Du rock 70’s réincarné, brut et rêche où les guitares électriques mènent d’une poigne de fer ce bal décadent. Bienvenue dans le bayou de The Drones.


The Drones. Voilà un nom qui en jette… Tout amateur de rock normalement constitué se doit de « tiquer » lorsqu’un nom pareil se profile à lui. On se demande même comment personne n’y avait pas pensé auparavant…

En plus d’avoir un super nom de scène, The Drones est un groupe de rock australien honorable, un peu punk par son éthique sans concession, qui perpétue la tradition inaugurée par les gloires locales : Birthday Party, The Saints et Radio Birdman. Signés sur ATP, label de Sonic Youth, The Drones sont inconnus par ici malgré déjà un premier album à leur actif. Ils ont déjà traversé la moitié du globe pour accompagner leurs camarades apocalyptiques de Dirty Three. Lorsqu’on sait que Warren Ellis et Thurston Moore se sont penchés sur leur destin, il y a déjà là un gage de crédibilité non négligeable…

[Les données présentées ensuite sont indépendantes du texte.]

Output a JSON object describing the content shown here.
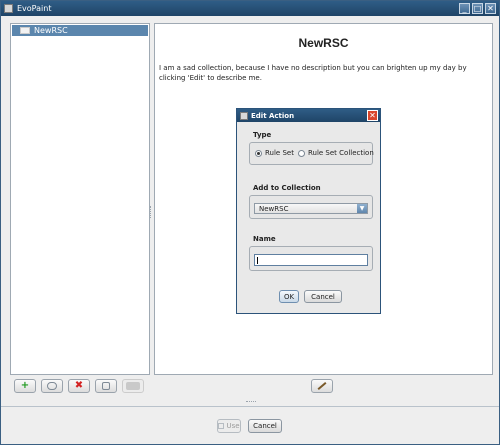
{
  "window": {
    "title": "EvoPaint",
    "controls": {
      "minimize": "_",
      "maximize": "□",
      "close": "✕"
    }
  },
  "tree": {
    "items": [
      {
        "label": "NewRSC",
        "icon": "folder-icon",
        "selected": true
      }
    ]
  },
  "collection": {
    "title": "NewRSC",
    "description": "I am a sad collection, because I have no description but you can brighten up my day by clicking 'Edit' to describe me."
  },
  "left_toolbar": {
    "buttons": [
      {
        "name": "add",
        "icon": "plus-icon",
        "glyph": "+"
      },
      {
        "name": "copy",
        "icon": "copy-icon"
      },
      {
        "name": "delete",
        "icon": "delete-icon",
        "glyph": "✖"
      },
      {
        "name": "rename",
        "icon": "rename-icon"
      },
      {
        "name": "export",
        "icon": "export-icon",
        "disabled": true
      }
    ]
  },
  "right_toolbar": {
    "edit_icon": "pencil-icon"
  },
  "bottom": {
    "use_label": "Use",
    "cancel_label": "Cancel"
  },
  "dialog": {
    "title": "Edit Action",
    "close_glyph": "✕",
    "type_label": "Type",
    "type_options": [
      "Rule Set",
      "Rule Set Collection"
    ],
    "type_selected": "Rule Set",
    "collection_label": "Add to Collection",
    "collection_value": "NewRSC",
    "name_label": "Name",
    "name_value": "",
    "ok_label": "OK",
    "cancel_label": "Cancel"
  },
  "colors": {
    "titlebar": "#1f4467",
    "selection": "#5b86ad",
    "close_button": "#d9462c"
  }
}
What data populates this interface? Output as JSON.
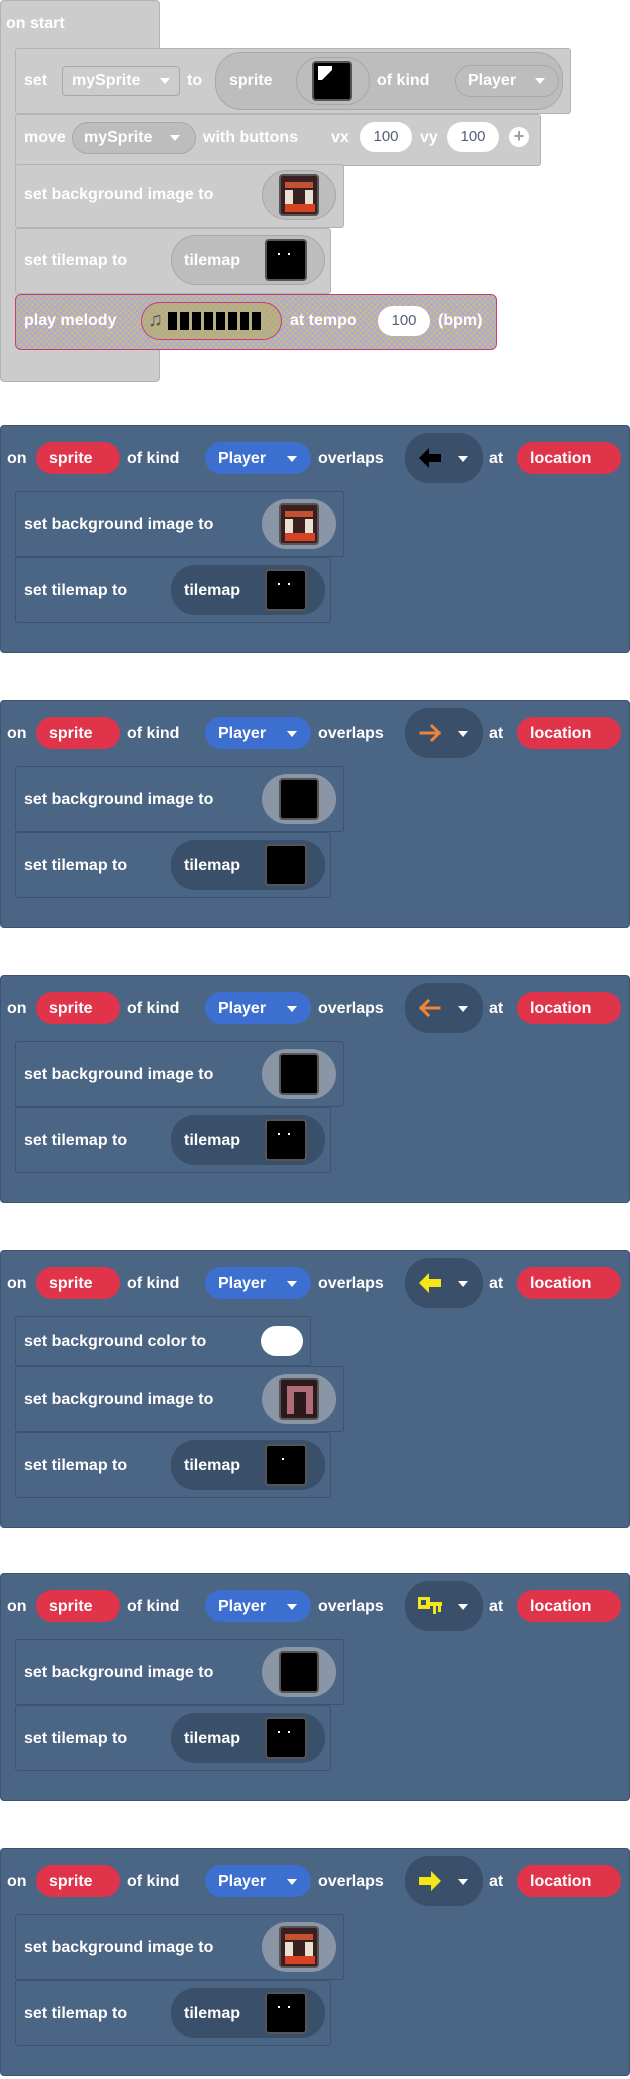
{
  "on_start": {
    "hat_label": "on start",
    "set_row": {
      "set": "set",
      "variable": "mySprite",
      "to": "to",
      "sprite": "sprite",
      "of_kind": "of kind",
      "kind": "Player"
    },
    "move_row": {
      "move": "move",
      "variable": "mySprite",
      "with_buttons": "with buttons",
      "vx_label": "vx",
      "vx": "100",
      "vy_label": "vy",
      "vy": "100"
    },
    "bg_row": {
      "label": "set background image to"
    },
    "tilemap_row": {
      "label": "set tilemap to",
      "pill": "tilemap"
    },
    "melody_row": {
      "play": "play melody",
      "at_tempo": "at tempo",
      "tempo": "100",
      "unit": "(bpm)"
    }
  },
  "events": [
    {
      "on": "on",
      "sprite": "sprite",
      "of_kind": "of kind",
      "kind": "Player",
      "overlaps": "overlaps",
      "at": "at",
      "location": "location",
      "tile_icon": "left-arrow-black-icon",
      "rows": [
        {
          "label": "set background image to"
        },
        {
          "label": "set tilemap to",
          "pill": "tilemap"
        }
      ]
    },
    {
      "on": "on",
      "sprite": "sprite",
      "of_kind": "of kind",
      "kind": "Player",
      "overlaps": "overlaps",
      "at": "at",
      "location": "location",
      "tile_icon": "right-arrow-orange-icon",
      "rows": [
        {
          "label": "set background image to"
        },
        {
          "label": "set tilemap to",
          "pill": "tilemap"
        }
      ]
    },
    {
      "on": "on",
      "sprite": "sprite",
      "of_kind": "of kind",
      "kind": "Player",
      "overlaps": "overlaps",
      "at": "at",
      "location": "location",
      "tile_icon": "left-arrow-orange-icon",
      "rows": [
        {
          "label": "set background image to"
        },
        {
          "label": "set tilemap to",
          "pill": "tilemap"
        }
      ]
    },
    {
      "on": "on",
      "sprite": "sprite",
      "of_kind": "of kind",
      "kind": "Player",
      "overlaps": "overlaps",
      "at": "at",
      "location": "location",
      "tile_icon": "left-arrow-yellow-icon",
      "rows": [
        {
          "label": "set background color to"
        },
        {
          "label": "set background image to"
        },
        {
          "label": "set tilemap to",
          "pill": "tilemap"
        }
      ]
    },
    {
      "on": "on",
      "sprite": "sprite",
      "of_kind": "of kind",
      "kind": "Player",
      "overlaps": "overlaps",
      "at": "at",
      "location": "location",
      "tile_icon": "key-yellow-icon",
      "rows": [
        {
          "label": "set background image to"
        },
        {
          "label": "set tilemap to",
          "pill": "tilemap"
        }
      ]
    },
    {
      "on": "on",
      "sprite": "sprite",
      "of_kind": "of kind",
      "kind": "Player",
      "overlaps": "overlaps",
      "at": "at",
      "location": "location",
      "tile_icon": "right-arrow-yellow-icon",
      "rows": [
        {
          "label": "set background image to"
        },
        {
          "label": "set tilemap to",
          "pill": "tilemap"
        }
      ]
    }
  ],
  "colors": {
    "event_block": "#4b6584",
    "sprite_pill": "#e0344b",
    "kind_pill": "#3d6fd0",
    "disabled_block": "#cccccc",
    "melody_block": "#cfc26a"
  }
}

Avec donc déjà un premier album à leur actif, sans avoir posé une oreille dessus, on s’imagine bien que le rock interprêté sur ce second opus n’a pas bougé d’un iota. Un rock carbonisé, celui où règnent en maître les guitares du « Loner » de “Cortez the Killer”, maltraitant sa Les Paul sur des soli dissonants et paranoïaques. Pour avoir un son aussi délibérément cradingue, il faut soit avoir galopé en compagnie des cavaliers fous du Crazy Horse, soit avoir connu les galères de tournée en van, les pannes sèches au milieu du désert, ainsi que les bordées noires et chapeaux de paille vestes en cuir puant la clope taxée, faute de pouvoir s’en payer bien entendu. The Rock n’roll way of life dans toute sa splendeur !

Avec son titre à la Trail of Dead… Wait Long By The River And The Bodies Of Your Enemies Will Float By (NDLR traduire littéralement : Attend le long de la rivière… et les corps de tes ennemis flotteront à la surface) est un second album enivrant. Enivrant par son grain de folie véhiculé, ses paroles tordues, ses guitares puissantes et ce parti pris de laisser tourner la machine vers l’imprévisible. On sait déjà sans même avoir vu ce combo – bien que basique (basse/guitare/batterie) – qu’il ne doit jamais interpréter une chanson deux fois de la même manière sur scène. Certains titres sur disque optent facilement pour l’effet « rallonge » (« Sitting On The Edge Of The Bed Cryin' »), n’hésitant pas à calmer les ardeurs au milieu du temps réglementaire pour finalement continuer lentement sa marche bouseuse, puis finir en beauté dans un vacarme intense, le manche des guitares Les Paul brisées en deux.

La touche féminine de la bassiste Fiona Kitschin, avec ses choeurs d’adolescentes sages, offre un topo plutôt étrange au milieu de cette déchéance rock. Son leader, Gareth Liddiard (chant, guitare), a une voix raclée élevée dans le bayou. Bien que ce soit la fièvre rock qui domine, cette musique emprunte également beaucoup au blues, celui sorti tout droit des marécages de Melbourne, faute de mieux. Et puis il y a des morceaux qui vont à l’essentiel, la formule est simple mais a fait ses preuves : des riffs plombés, (“Baby”), à la fois bancals et brutes de décoffrage. La tête se met à acquiescer inexplicablement sur “You Really Don’t Care”, une furieuse attaque armée d’un riff barbare. Ce rock est alors plus que lourd, il devient pesant et captivant. Sur “The Freedom In The Loot”, The Drones bouffent de la vache enragée, une viande tranchée à grand coups d’accords plaqués, mijotés d’un gouteux filet de larsen. Bon appétit.

Bonne nouvelle, le rock inélégant est de retour. Et ce rock gras et décadent bourgeonne ces temps-ci aux antipodes de la planète, avec les frères d’arme canadiens de Black Mountain, prêt à brandir les guitares pour donner une bonne leçon à ces new post-punk de mes deux. Tout est cyclique et la terre continue de tourner.